Part of Gallery Weekend *Discoveries
Opening Reception: Wednesday, Sept. 15, 2021; 12–8pm
Exhibition: Sept. 15–Oct. 30, 2021
Leipziger Str. 56-58, 10117 Berlin, click here for map
New York-based artist Christopher Aque presents his solo exhibition at Sweetwater, opening as part of Gallery Weekend *Discoveries. The artist’s work explores the connections of power structures and dynamics to notions of desire and sexuality. For this show, Aque has produced a new body of work taking cues from the public fountains and pedestrian traffic of New York City.
The body, like the bog, is a site of contradiction. Internal conflict, inherited trauma, and frayed nervous systems are interwoven with physiological capacities for sensitivity, pleasure, and renewal. The body is as much a vessel to luxuriate in as it is one to die in. Bogs remind us that bodies do not need to meet the traditional definition of fertile, and that those deviances from the norm have been deemed trivial or even dangerous. Coven Berlin’s ‘Somabog’—featuring artists Daniela Bershan, Natal Igor Dobkin, MINQ and Daddypuss Rex—slows things down. This immersive performance format creates the conditions for deep listening, somatic excavation, decolonizing the lineages of body practices, and delving into the deep rhythm of reproductive labor. Events run long, there are beds in the space, and guided meditations help you dig for peaty parts of your somatic body that you might not recognize.
Times Art Center
This exhibition at Times Art Center, subtitled ‘Diasporic Intimacies and Labor’ and curated by Pablo José Ramírez, explores narratives of migration from China to Central America and the Caribbean as a starting point to consider systems of kinship and ontologies of intimacy. The artists’ work in the exhibition speaks from the conundrum of diasporic subjectivities, powered by either personal explorations or by collective motifs whose common ground is the always poignant reminder that there is no political imagination without community. The exhibition features works by Esvin Alarcón Lam, Sybil Atteck, Nicole Awai, Mercedes Azpilicueta, Andrea Chung, Christopher Cozier, Colectivo Hapa, Richard Fung, Mimiam Hsu, Peng Zuqiang, Naufus Ramírez-Figueroa, Humberto Velez, and David Zink Yi.
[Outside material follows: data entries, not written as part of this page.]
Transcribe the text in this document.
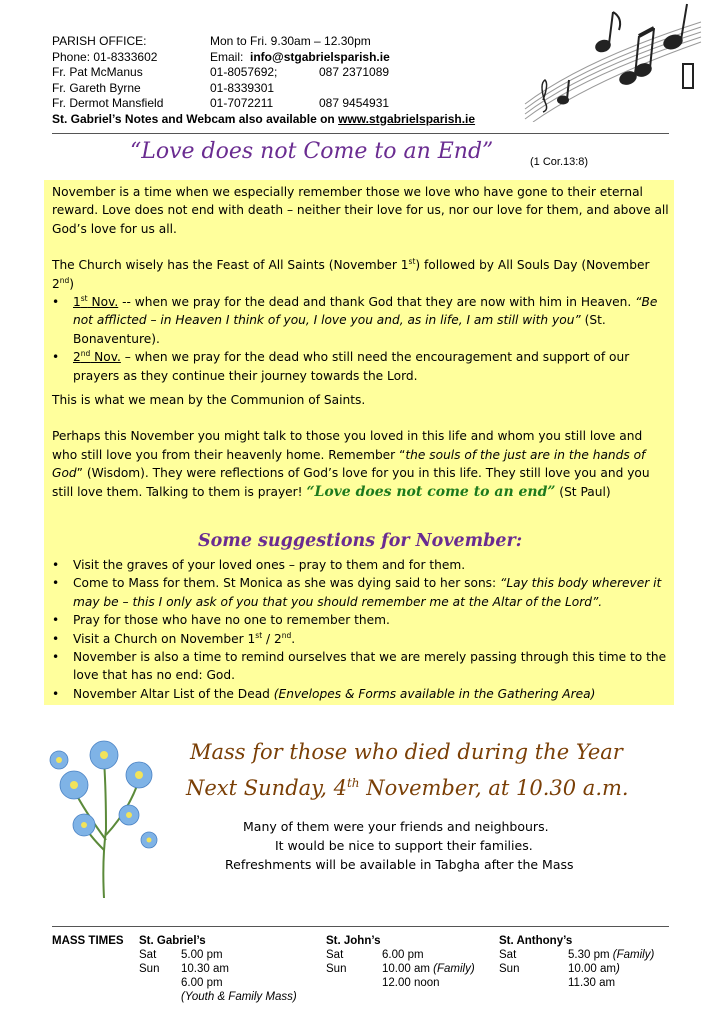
PARISH OFFICE:	Mon to Fri. 9.30am – 12.30pm
Phone: 01-8333602	Email:
info@stgabrielsparish.ie
Fr. Pat McManus	01-8057692;	087 2371089
Fr. Gareth Byrne	01-8339301
Fr. Dermot Mansfield	01-7072211	087 9454931
St. Gabriel’s Notes and Webcam also available on www.stgabrielsparish.ie
“Love does not Come to an End”	(1 Cor.13:8)

November is a time when we especially remember those we love who have gone to their eternal reward. Love does not end with death – neither their love for us, nor our love for them, and above all God’s love for us all.

The Church wisely has the Feast of All Saints (November 1st) followed by All Souls Day (November 2nd)

• 1st Nov. -- when we pray for the dead and thank God that they are now with him in Heaven. “Be not afflicted – in Heaven I think of you, I love you and, as in life, I am still with you” (St. Bonaventure).
• 2nd Nov. – when we pray for the dead who still need the encouragement and support of our prayers as they continue their journey towards the Lord.

This is what we mean by the Communion of Saints.

Perhaps this November you might talk to those you loved in this life and whom you still love and who still love you from their heavenly home. Remember “the souls of the just are in the hands of God” (Wisdom). They were reflections of God’s love for you in this life. They still love you and you still love them. Talking to them is prayer! “Love does not come to an end” (St Paul)

Some suggestions for November:
• Visit the graves of your loved ones – pray to them and for them.
• Come to Mass for them. St Monica as she was dying said to her sons: “Lay this body wherever it may be – this I only ask of you that you should remember me at the Altar of the Lord”.
• Pray for those who have no one to remember them.
• Visit a Church on November 1st / 2nd.
• November is also a time to remind ourselves that we are merely passing through this time to the love that has no end: God.
• November Altar List of the Dead (Envelopes & Forms available in the Gathering Area)
Mass for those who died during the Year
Next Sunday, 4th November, at 10.30 a.m.
Many of them were your friends and neighbours.
It would be nice to support their families.
Refreshments will be available in Tabgha after the Mass
MASS TIMES St. Gabriel’s
Sat 5.00 pm
Sun 10.30 am
6.00 pm
(Youth & Family Mass)
St. John’s
Sat	6.00 pm
Sun	10.00 am (Family)
12.00 noon
St. Anthony’s
Sat	5.30 pm (Family)
Sun	10.00 am)
11.30 am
Bijodka’s solo exhibition opens during Berlin Art Week, with an exhibition that muses on notions of memory, and the lack thereof. According to Vilém Flusser’s ‘Für eine Philosophie der Fotografie,’ history is characterized by the fight between text and image, revealing a struggle between historical consciousness and magic. Flusser claims that texts do not represent the world; they represent images. To decipher texts thus means to discover the images they represent. As such, it is no wonder that Bidjocka called the fictional protagonist for this exhibition “Roman”, French for “novel”.
Thea Djordjadze: ‘all building as making’
Opening Reception: Friday, Sept. 17; 2–10pm
Exhibition: Sept. 18, 2021–Jan. 16, 2021
Niederkirchnerstraße 7, 10963 Berlin, click here for map
Starting on September 18th, Gropius Bau will present an extensive exhibition of Thea Djordjadze’s work in its spaces, among them the so-called Schliemann Saal, once home to Heinrich Schliemann’s excavated archaeological findings between 1881 and 1885. Existing and newly created works will engage in a dialogue with these historical spaces and past archaeological exhibitions at the Gropius Bau. Influenced in equal measure by historical artefacts and concepts of modern art and architecture, Thea Djordjadze’s sculptural works are characterised by formal ruptures and an idiosyncratic material aesthetic.